Nenek (80) yang sebatang kara itu tidak mau dipanggil nenek. “secara, aku ini nggak punya anak apalagi cucu. Jadi jangan panggil aku ‘embah’!!!”. Umpatnya pada seorang wanita yang membeli kembang tujuh rupa miliknya. Beruntung hari itu, sang nenek mendapati barang dagangannya habis tak bersisa.

Lady bakiak, itulah sebutannya di kampung tempat dia tinggal. Lantaran keseringannya memakai sandal dari kayu untuk beraktivitas di luar rumah. Apalagi suara yang ditimbulkan oleh sandal itu menggema di setiap lorong-lorong gang.

Klothak….klothak…..klothak!!! Semua pasti tahu, kalau si nenek pasti sedang melintas. Kadangkalanya beberapa warga mengeraskan volume radio atau televisinya guna menutupi suara bising yang disebabkan oleh sang nenek. Sedikit dari warga beranggapan, sebenarnya suara berisik itu adalah arwah dari sang nenek yang bergentayangan. Namun sebagian dari warga tidak mempedulikan hal itu, bagaimanapun juga, yang namanya arwah pastinya mengganggu. Pada kenyataannya, hal itu bertolak belakang dengan sikap anak-anak penghuni kampung itu. Justru kedatangan si nenek ditunggu-tunggu. Apalagi bila barang dagangan nenek habis. Pastinya tampah yang diusung dikepala rentanya itu akan dijadikan tabuhan yang mengiringi nyanyian tembang jawa kunonya.
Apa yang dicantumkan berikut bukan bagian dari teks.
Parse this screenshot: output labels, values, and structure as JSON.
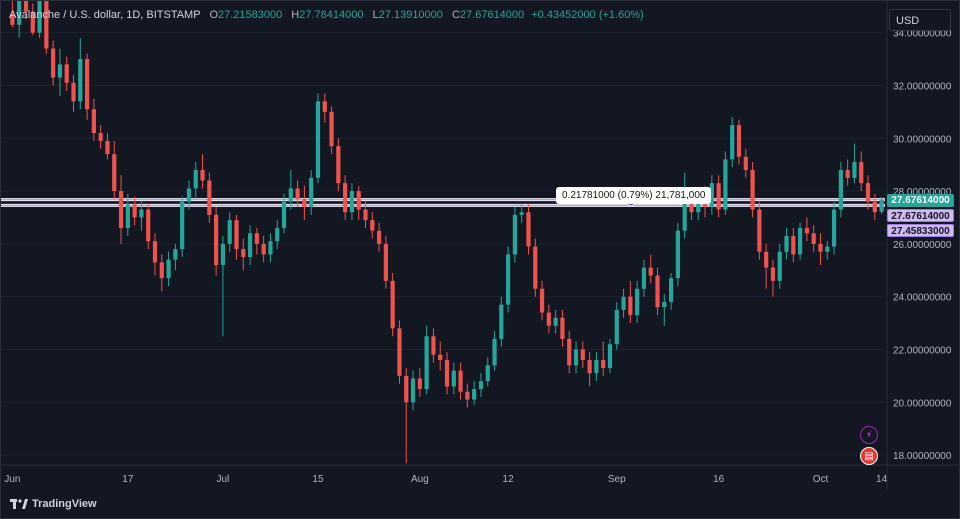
{
  "legend": {
    "symbol": "Avalanche / U.S. dollar, 1D, BITSTAMP",
    "open_label": "O",
    "open": "27.21583000",
    "high_label": "H",
    "high": "27.78414000",
    "low_label": "L",
    "low": "27.13910000",
    "close_label": "C",
    "close": "27.67614000",
    "change": "+0.43452000 (+1.60%)"
  },
  "currency": "USD",
  "price_tags": {
    "last": "27.67614000",
    "line_a": "27.67614000",
    "line_b": "27.45833000"
  },
  "measure_label": "0.21781000 (0.79%) 21,781,000",
  "branding": "TradingView",
  "colors": {
    "up": "#26a69a",
    "down": "#ef5350",
    "line": "#b39ddb",
    "background": "#131722"
  },
  "icons": [
    "tradingview-logo-icon",
    "flash-icon",
    "us-flag-icon"
  ],
  "chart_data": {
    "type": "candlestick",
    "x_ticks": [
      "Jun",
      "17",
      "Jul",
      "15",
      "Aug",
      "12",
      "Sep",
      "16",
      "Oct",
      "14"
    ],
    "y_ticks": [
      "34.00000000",
      "32.00000000",
      "30.00000000",
      "28.00000000",
      "26.00000000",
      "24.00000000",
      "22.00000000",
      "20.00000000",
      "18.00000000"
    ],
    "y_range": [
      17.7,
      35.2
    ],
    "horizontal_lines": [
      27.67614,
      27.45833
    ],
    "candles": [
      {
        "o": 34.7,
        "h": 36.2,
        "l": 34.2,
        "c": 34.3
      },
      {
        "o": 34.3,
        "h": 35.5,
        "l": 33.8,
        "c": 35.2
      },
      {
        "o": 35.2,
        "h": 36.0,
        "l": 34.5,
        "c": 34.8
      },
      {
        "o": 34.8,
        "h": 35.1,
        "l": 33.9,
        "c": 34.0
      },
      {
        "o": 34.0,
        "h": 35.4,
        "l": 33.8,
        "c": 35.3
      },
      {
        "o": 35.3,
        "h": 35.6,
        "l": 33.2,
        "c": 33.4
      },
      {
        "o": 33.4,
        "h": 33.7,
        "l": 32.0,
        "c": 32.3
      },
      {
        "o": 32.3,
        "h": 33.4,
        "l": 31.6,
        "c": 32.8
      },
      {
        "o": 32.8,
        "h": 33.1,
        "l": 31.8,
        "c": 32.1
      },
      {
        "o": 32.1,
        "h": 32.4,
        "l": 31.0,
        "c": 31.4
      },
      {
        "o": 31.4,
        "h": 33.8,
        "l": 31.1,
        "c": 33.0
      },
      {
        "o": 33.0,
        "h": 33.2,
        "l": 30.7,
        "c": 31.1
      },
      {
        "o": 31.1,
        "h": 31.5,
        "l": 29.9,
        "c": 30.2
      },
      {
        "o": 30.2,
        "h": 30.5,
        "l": 29.6,
        "c": 29.9
      },
      {
        "o": 29.9,
        "h": 30.2,
        "l": 29.2,
        "c": 29.4
      },
      {
        "o": 29.4,
        "h": 29.9,
        "l": 27.7,
        "c": 28.0
      },
      {
        "o": 28.0,
        "h": 28.6,
        "l": 26.0,
        "c": 26.6
      },
      {
        "o": 26.6,
        "h": 27.9,
        "l": 26.3,
        "c": 27.5
      },
      {
        "o": 27.5,
        "h": 27.8,
        "l": 26.7,
        "c": 27.0
      },
      {
        "o": 27.0,
        "h": 27.6,
        "l": 26.5,
        "c": 27.3
      },
      {
        "o": 27.3,
        "h": 27.5,
        "l": 25.8,
        "c": 26.1
      },
      {
        "o": 26.1,
        "h": 26.4,
        "l": 24.8,
        "c": 25.3
      },
      {
        "o": 25.3,
        "h": 25.6,
        "l": 24.2,
        "c": 24.7
      },
      {
        "o": 24.7,
        "h": 25.7,
        "l": 24.4,
        "c": 25.4
      },
      {
        "o": 25.4,
        "h": 26.0,
        "l": 25.0,
        "c": 25.8
      },
      {
        "o": 25.8,
        "h": 27.8,
        "l": 25.5,
        "c": 27.6
      },
      {
        "o": 27.6,
        "h": 28.4,
        "l": 27.3,
        "c": 28.1
      },
      {
        "o": 28.1,
        "h": 29.1,
        "l": 27.7,
        "c": 28.8
      },
      {
        "o": 28.8,
        "h": 29.4,
        "l": 28.1,
        "c": 28.4
      },
      {
        "o": 28.4,
        "h": 28.7,
        "l": 26.8,
        "c": 27.1
      },
      {
        "o": 27.1,
        "h": 27.4,
        "l": 24.8,
        "c": 25.2
      },
      {
        "o": 25.2,
        "h": 26.3,
        "l": 22.5,
        "c": 26.0
      },
      {
        "o": 26.0,
        "h": 27.2,
        "l": 25.7,
        "c": 26.9
      },
      {
        "o": 26.9,
        "h": 27.1,
        "l": 25.4,
        "c": 25.8
      },
      {
        "o": 25.8,
        "h": 26.2,
        "l": 25.0,
        "c": 25.5
      },
      {
        "o": 25.5,
        "h": 26.7,
        "l": 25.2,
        "c": 26.4
      },
      {
        "o": 26.4,
        "h": 26.6,
        "l": 25.6,
        "c": 26.0
      },
      {
        "o": 26.0,
        "h": 26.3,
        "l": 25.3,
        "c": 25.6
      },
      {
        "o": 25.6,
        "h": 26.4,
        "l": 25.3,
        "c": 26.1
      },
      {
        "o": 26.1,
        "h": 26.9,
        "l": 25.8,
        "c": 26.6
      },
      {
        "o": 26.6,
        "h": 27.9,
        "l": 26.4,
        "c": 27.6
      },
      {
        "o": 27.6,
        "h": 28.8,
        "l": 27.3,
        "c": 28.1
      },
      {
        "o": 28.1,
        "h": 28.4,
        "l": 27.4,
        "c": 27.7
      },
      {
        "o": 27.7,
        "h": 28.2,
        "l": 26.9,
        "c": 27.4
      },
      {
        "o": 27.4,
        "h": 28.8,
        "l": 27.1,
        "c": 28.5
      },
      {
        "o": 28.5,
        "h": 31.7,
        "l": 28.3,
        "c": 31.4
      },
      {
        "o": 31.4,
        "h": 31.7,
        "l": 30.6,
        "c": 31.0
      },
      {
        "o": 31.0,
        "h": 31.2,
        "l": 29.4,
        "c": 29.7
      },
      {
        "o": 29.7,
        "h": 30.0,
        "l": 28.0,
        "c": 28.3
      },
      {
        "o": 28.3,
        "h": 28.6,
        "l": 26.9,
        "c": 27.2
      },
      {
        "o": 27.2,
        "h": 28.3,
        "l": 26.9,
        "c": 28.0
      },
      {
        "o": 28.0,
        "h": 28.2,
        "l": 26.9,
        "c": 27.3
      },
      {
        "o": 27.3,
        "h": 27.6,
        "l": 26.6,
        "c": 26.9
      },
      {
        "o": 26.9,
        "h": 27.2,
        "l": 26.2,
        "c": 26.5
      },
      {
        "o": 26.5,
        "h": 26.8,
        "l": 25.7,
        "c": 26.0
      },
      {
        "o": 26.0,
        "h": 26.3,
        "l": 24.3,
        "c": 24.6
      },
      {
        "o": 24.6,
        "h": 24.9,
        "l": 22.5,
        "c": 22.8
      },
      {
        "o": 22.8,
        "h": 23.1,
        "l": 20.7,
        "c": 21.0
      },
      {
        "o": 21.0,
        "h": 21.3,
        "l": 17.7,
        "c": 20.0
      },
      {
        "o": 20.0,
        "h": 21.2,
        "l": 19.7,
        "c": 20.9
      },
      {
        "o": 20.9,
        "h": 21.3,
        "l": 20.2,
        "c": 20.5
      },
      {
        "o": 20.5,
        "h": 22.9,
        "l": 20.3,
        "c": 22.5
      },
      {
        "o": 22.5,
        "h": 22.8,
        "l": 21.5,
        "c": 21.8
      },
      {
        "o": 21.8,
        "h": 22.3,
        "l": 21.2,
        "c": 21.6
      },
      {
        "o": 21.6,
        "h": 21.9,
        "l": 20.3,
        "c": 20.6
      },
      {
        "o": 20.6,
        "h": 21.5,
        "l": 20.3,
        "c": 21.2
      },
      {
        "o": 21.2,
        "h": 21.5,
        "l": 20.1,
        "c": 20.4
      },
      {
        "o": 20.4,
        "h": 20.7,
        "l": 19.8,
        "c": 20.1
      },
      {
        "o": 20.1,
        "h": 20.8,
        "l": 19.9,
        "c": 20.5
      },
      {
        "o": 20.5,
        "h": 21.1,
        "l": 20.2,
        "c": 20.8
      },
      {
        "o": 20.8,
        "h": 21.7,
        "l": 20.6,
        "c": 21.4
      },
      {
        "o": 21.4,
        "h": 22.7,
        "l": 21.2,
        "c": 22.4
      },
      {
        "o": 22.4,
        "h": 24.0,
        "l": 22.1,
        "c": 23.7
      },
      {
        "o": 23.7,
        "h": 25.9,
        "l": 23.4,
        "c": 25.6
      },
      {
        "o": 25.6,
        "h": 27.4,
        "l": 25.3,
        "c": 27.1
      },
      {
        "o": 27.1,
        "h": 27.5,
        "l": 26.8,
        "c": 27.2
      },
      {
        "o": 27.2,
        "h": 27.5,
        "l": 25.6,
        "c": 25.9
      },
      {
        "o": 25.9,
        "h": 26.2,
        "l": 24.0,
        "c": 24.3
      },
      {
        "o": 24.3,
        "h": 24.6,
        "l": 23.1,
        "c": 23.4
      },
      {
        "o": 23.4,
        "h": 23.7,
        "l": 22.6,
        "c": 22.9
      },
      {
        "o": 22.9,
        "h": 23.5,
        "l": 22.6,
        "c": 23.2
      },
      {
        "o": 23.2,
        "h": 23.5,
        "l": 22.1,
        "c": 22.4
      },
      {
        "o": 22.4,
        "h": 22.7,
        "l": 21.1,
        "c": 21.4
      },
      {
        "o": 21.4,
        "h": 22.3,
        "l": 21.1,
        "c": 22.0
      },
      {
        "o": 22.0,
        "h": 22.3,
        "l": 21.3,
        "c": 21.6
      },
      {
        "o": 21.6,
        "h": 21.9,
        "l": 20.6,
        "c": 21.1
      },
      {
        "o": 21.1,
        "h": 21.9,
        "l": 20.8,
        "c": 21.6
      },
      {
        "o": 21.6,
        "h": 22.3,
        "l": 21.0,
        "c": 21.3
      },
      {
        "o": 21.3,
        "h": 22.4,
        "l": 21.1,
        "c": 22.2
      },
      {
        "o": 22.2,
        "h": 23.8,
        "l": 22.0,
        "c": 23.5
      },
      {
        "o": 23.5,
        "h": 24.3,
        "l": 23.2,
        "c": 24.0
      },
      {
        "o": 24.0,
        "h": 24.6,
        "l": 23.0,
        "c": 23.3
      },
      {
        "o": 23.3,
        "h": 24.6,
        "l": 23.0,
        "c": 24.3
      },
      {
        "o": 24.3,
        "h": 25.4,
        "l": 24.0,
        "c": 25.1
      },
      {
        "o": 25.1,
        "h": 25.6,
        "l": 24.5,
        "c": 24.8
      },
      {
        "o": 24.8,
        "h": 25.1,
        "l": 23.3,
        "c": 23.6
      },
      {
        "o": 23.6,
        "h": 24.1,
        "l": 22.9,
        "c": 23.8
      },
      {
        "o": 23.8,
        "h": 24.9,
        "l": 23.5,
        "c": 24.7
      },
      {
        "o": 24.7,
        "h": 26.8,
        "l": 24.4,
        "c": 26.5
      },
      {
        "o": 26.5,
        "h": 28.7,
        "l": 26.2,
        "c": 27.8
      },
      {
        "o": 27.8,
        "h": 28.1,
        "l": 26.9,
        "c": 27.2
      },
      {
        "o": 27.2,
        "h": 28.1,
        "l": 26.9,
        "c": 27.8
      },
      {
        "o": 27.8,
        "h": 28.2,
        "l": 27.0,
        "c": 27.4
      },
      {
        "o": 27.4,
        "h": 28.6,
        "l": 27.1,
        "c": 28.3
      },
      {
        "o": 28.3,
        "h": 28.6,
        "l": 27.0,
        "c": 27.3
      },
      {
        "o": 27.3,
        "h": 29.5,
        "l": 27.1,
        "c": 29.2
      },
      {
        "o": 29.2,
        "h": 30.8,
        "l": 28.9,
        "c": 30.5
      },
      {
        "o": 30.5,
        "h": 30.7,
        "l": 29.0,
        "c": 29.3
      },
      {
        "o": 29.3,
        "h": 29.6,
        "l": 28.5,
        "c": 28.8
      },
      {
        "o": 28.8,
        "h": 29.1,
        "l": 27.0,
        "c": 27.3
      },
      {
        "o": 27.3,
        "h": 27.6,
        "l": 25.4,
        "c": 25.7
      },
      {
        "o": 25.7,
        "h": 26.0,
        "l": 24.3,
        "c": 25.1
      },
      {
        "o": 25.1,
        "h": 25.4,
        "l": 24.0,
        "c": 24.6
      },
      {
        "o": 24.6,
        "h": 26.0,
        "l": 24.3,
        "c": 25.7
      },
      {
        "o": 25.7,
        "h": 26.6,
        "l": 25.4,
        "c": 26.3
      },
      {
        "o": 26.3,
        "h": 26.6,
        "l": 25.3,
        "c": 25.6
      },
      {
        "o": 25.6,
        "h": 26.8,
        "l": 25.4,
        "c": 26.6
      },
      {
        "o": 26.6,
        "h": 27.0,
        "l": 26.1,
        "c": 26.4
      },
      {
        "o": 26.4,
        "h": 26.7,
        "l": 25.7,
        "c": 26.0
      },
      {
        "o": 26.0,
        "h": 26.4,
        "l": 25.2,
        "c": 25.7
      },
      {
        "o": 25.7,
        "h": 26.1,
        "l": 25.4,
        "c": 25.9
      },
      {
        "o": 25.9,
        "h": 27.6,
        "l": 25.6,
        "c": 27.3
      },
      {
        "o": 27.3,
        "h": 29.1,
        "l": 27.0,
        "c": 28.8
      },
      {
        "o": 28.8,
        "h": 29.2,
        "l": 28.2,
        "c": 28.5
      },
      {
        "o": 28.5,
        "h": 29.8,
        "l": 28.3,
        "c": 29.1
      },
      {
        "o": 29.1,
        "h": 29.5,
        "l": 28.0,
        "c": 28.3
      },
      {
        "o": 28.3,
        "h": 28.6,
        "l": 27.3,
        "c": 27.6
      },
      {
        "o": 27.6,
        "h": 27.9,
        "l": 26.9,
        "c": 27.2
      },
      {
        "o": 27.2158,
        "h": 27.78414,
        "l": 27.1391,
        "c": 27.67614
      }
    ]
  }
}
Suatu ketika, sang nenek pulang dengan barang dagangan masih ada. Tiba-tiba awan tampak tak bersahabat. Malam yang pekat itu menjadi saksi jatuhnya rintik demi rintik pembasah bumi. Sang nenek mempercepat lajunya. Tak ada lagi suara klothak klothak. Lumpur telah menelan suara bisingnya. Dia memang lincah menepis hujan, tapi tak dinyana kakinya yang rapuh menyandung batu. Tubuh itu roboh dengan kepala terantuk batu. Sebuah batu dengan tatah deretan huruf dan angka. Nisan itu sedikit merah yang kemudian hilang dengan perlahan disapu air hujan.

Dia tak bergerak, terbujur kaku tepat didepan sebuah gubug reyot. rangkaian bambu lapuk yang tersusun tak layak yang berdiri tepat diatas sebuah kuburan cina tanpa nama.

tinggalku disana, di pemakaman Kembang Jepun. Bukan pemukimannya. Hehehehee”, tawa sang nenek sembari melayani seorang pembeli yang mencoba beramah tamah dengannya.